3. The almost crimson cardinal and his mate as they dart from the top of the fence to the nandina bush on the side of the house, its berries muted red in contrast to his unmistakably deep blush and crested head. He is always careful to dive first; she follows. Mated for life, they dance this dance from bush to fence to tree to water—he first, to clear the way, the lady to follow.

4. The softness of a lamb’s ear plant, its silvery foliage, smooth as velvet. Small purple flowers call to hummingbirds and bees as this mat of fuzzy foliage spreads through rocks, lines borders, and encircles trees. The lamb’s ear, so sweetly soft, invites touch, hence its whimsical name.
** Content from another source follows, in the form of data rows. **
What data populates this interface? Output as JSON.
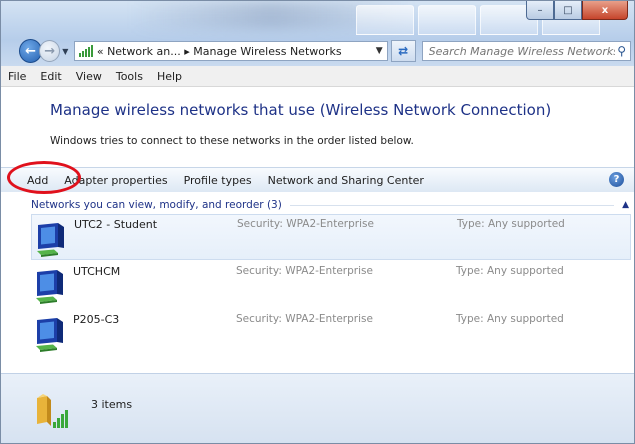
{
  "window": {
    "caption": {
      "minimize": "–",
      "maximize": "□",
      "close": "x"
    }
  },
  "nav": {
    "address_segments": [
      "«",
      "Network an...",
      "▸",
      "Manage Wireless Networks"
    ],
    "search_placeholder": "Search Manage Wireless Networks"
  },
  "menu": [
    "File",
    "Edit",
    "View",
    "Tools",
    "Help"
  ],
  "header": {
    "title": "Manage wireless networks that use (Wireless Network Connection)",
    "description": "Windows tries to connect to these networks in the order listed below."
  },
  "toolbar": {
    "add": "Add",
    "adapter": "Adapter properties",
    "profile": "Profile types",
    "sharing": "Network and Sharing Center",
    "help": "?"
  },
  "group": {
    "title": "Networks you can view, modify, and reorder (3)"
  },
  "networks": [
    {
      "name": "UTC2 - Student",
      "security": "Security: WPA2-Enterprise",
      "type": "Type: Any supported"
    },
    {
      "name": "UTCHCM",
      "security": "Security: WPA2-Enterprise",
      "type": "Type: Any supported"
    },
    {
      "name": "P205-C3",
      "security": "Security: WPA2-Enterprise",
      "type": "Type: Any supported"
    }
  ],
  "status": {
    "count": "3 items"
  },
  "colors": {
    "title_blue": "#1e3287",
    "highlight_red": "#e0111c",
    "muted_text": "#8a8a8a"
  },
  "icons": {
    "back": "back-arrow-icon",
    "forward": "forward-arrow-icon",
    "network": "wireless-network-icon",
    "folder": "wireless-folder-icon",
    "search": "search-icon",
    "help": "help-icon"
  }
}
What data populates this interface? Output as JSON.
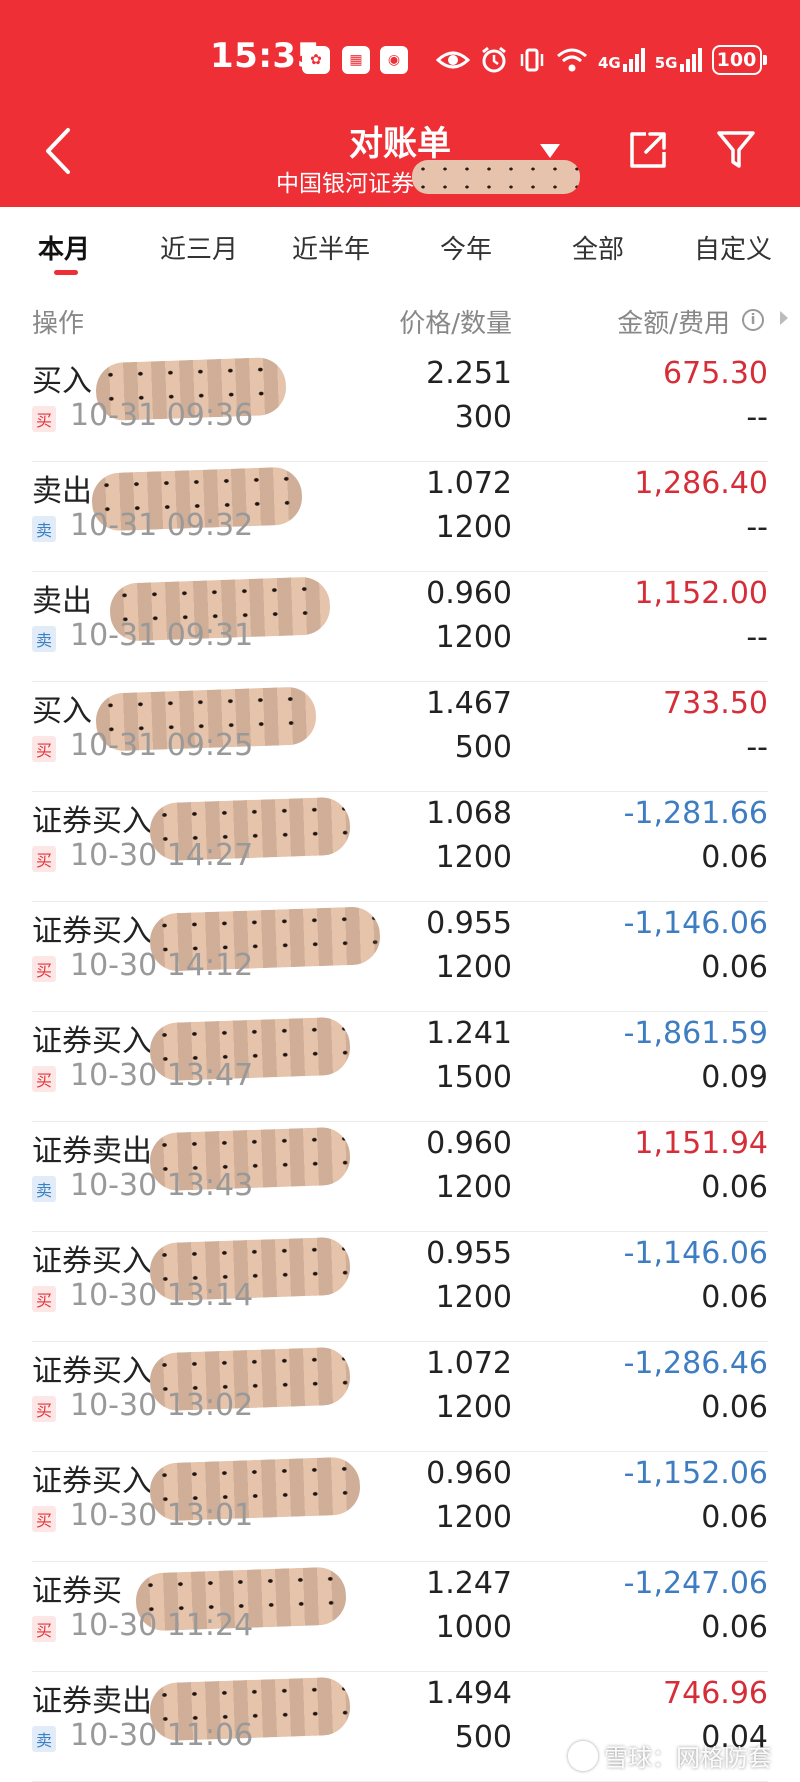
{
  "status_bar": {
    "time": "15:35",
    "network_1": "4G",
    "network_2": "5G",
    "battery": "100"
  },
  "header": {
    "title": "对账单",
    "subtitle": "中国银河证券"
  },
  "tabs": [
    {
      "label": "本月",
      "active": true
    },
    {
      "label": "近三月",
      "active": false
    },
    {
      "label": "近半年",
      "active": false
    },
    {
      "label": "今年",
      "active": false
    },
    {
      "label": "全部",
      "active": false
    },
    {
      "label": "自定义",
      "active": false
    }
  ],
  "columns": {
    "operation": "操作",
    "price_qty": "价格/数量",
    "amount_fee": "金额/费用",
    "info_icon": "i"
  },
  "colors": {
    "header_bg": "#ee2f36",
    "amount_red": "#d62e38",
    "amount_blue": "#3f7dc2"
  },
  "rows": [
    {
      "op": "买入",
      "type": "买",
      "kind": "buy",
      "time": "10-31 09:36",
      "price": "2.251",
      "qty": "300",
      "amount": "675.30",
      "amount_color": "red",
      "fee": "--"
    },
    {
      "op": "卖出",
      "type": "卖",
      "kind": "sell",
      "time": "10-31 09:32",
      "price": "1.072",
      "qty": "1200",
      "amount": "1,286.40",
      "amount_color": "red",
      "fee": "--"
    },
    {
      "op": "卖出",
      "type": "卖",
      "kind": "sell",
      "time": "10-31 09:31",
      "price": "0.960",
      "qty": "1200",
      "amount": "1,152.00",
      "amount_color": "red",
      "fee": "--"
    },
    {
      "op": "买入",
      "type": "买",
      "kind": "buy",
      "time": "10-31 09:25",
      "price": "1.467",
      "qty": "500",
      "amount": "733.50",
      "amount_color": "red",
      "fee": "--"
    },
    {
      "op": "证券买入",
      "type": "买",
      "kind": "buy",
      "time": "10-30 14:27",
      "price": "1.068",
      "qty": "1200",
      "amount": "-1,281.66",
      "amount_color": "blue",
      "fee": "0.06"
    },
    {
      "op": "证券买入",
      "type": "买",
      "kind": "buy",
      "time": "10-30 14:12",
      "price": "0.955",
      "qty": "1200",
      "amount": "-1,146.06",
      "amount_color": "blue",
      "fee": "0.06"
    },
    {
      "op": "证券买入",
      "type": "买",
      "kind": "buy",
      "time": "10-30 13:47",
      "price": "1.241",
      "qty": "1500",
      "amount": "-1,861.59",
      "amount_color": "blue",
      "fee": "0.09"
    },
    {
      "op": "证券卖出",
      "type": "卖",
      "kind": "sell",
      "time": "10-30 13:43",
      "price": "0.960",
      "qty": "1200",
      "amount": "1,151.94",
      "amount_color": "red",
      "fee": "0.06"
    },
    {
      "op": "证券买入",
      "type": "买",
      "kind": "buy",
      "time": "10-30 13:14",
      "price": "0.955",
      "qty": "1200",
      "amount": "-1,146.06",
      "amount_color": "blue",
      "fee": "0.06"
    },
    {
      "op": "证券买入",
      "type": "买",
      "kind": "buy",
      "time": "10-30 13:02",
      "price": "1.072",
      "qty": "1200",
      "amount": "-1,286.46",
      "amount_color": "blue",
      "fee": "0.06"
    },
    {
      "op": "证券买入",
      "type": "买",
      "kind": "buy",
      "time": "10-30 13:01",
      "price": "0.960",
      "qty": "1200",
      "amount": "-1,152.06",
      "amount_color": "blue",
      "fee": "0.06"
    },
    {
      "op": "证券买",
      "type": "买",
      "kind": "buy",
      "time": "10-30 11:24",
      "price": "1.247",
      "qty": "1000",
      "amount": "-1,247.06",
      "amount_color": "blue",
      "fee": "0.06"
    },
    {
      "op": "证券卖出",
      "type": "卖",
      "kind": "sell",
      "time": "10-30 11:06",
      "price": "1.494",
      "qty": "500",
      "amount": "746.96",
      "amount_color": "red",
      "fee": "0.04"
    }
  ],
  "watermark": "雪球：网格防套"
}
5. Wisteria is perhaps the most beautiful of vines with its arches of violet-blue flowers that cascade like multiple waterfalls, one atop another atop another, creating the perfect stage for butterflies to perform their air dances in search of honey-sweet nectar. Long associated with the beauty of the Orient, wisteria bears exotic names: Shiro Noda, a Japanese Wisteria; or Kokuryu or Black Dragon, a Chinese Wisteria. Every spring, I anticipate the flowering of a magnificent wisteria vine that has insinuated itself into several trees on a vacant lot. The vine has climbed perhaps 20 feet towards the sky and claims three trees as its own. When it blooms, the smell is heady, and the hanging clusters are magnificent, reaching almost 18 inches when in full bloom.

wisteria-vine

I love that no one touches this vine, that it grows freely, with pure abandon. I have watched its blooming every spring for years now, each year praying that no human has interferred with its manifest destiny to own the trees, the bushes, anything and everything that grows in its path. Nature, unaltered, is powerful and resplendent to behold.

Nature in all of its wondrous forms always amazes me. I am always finding new things each time I look with a careful eye. More later. Peace.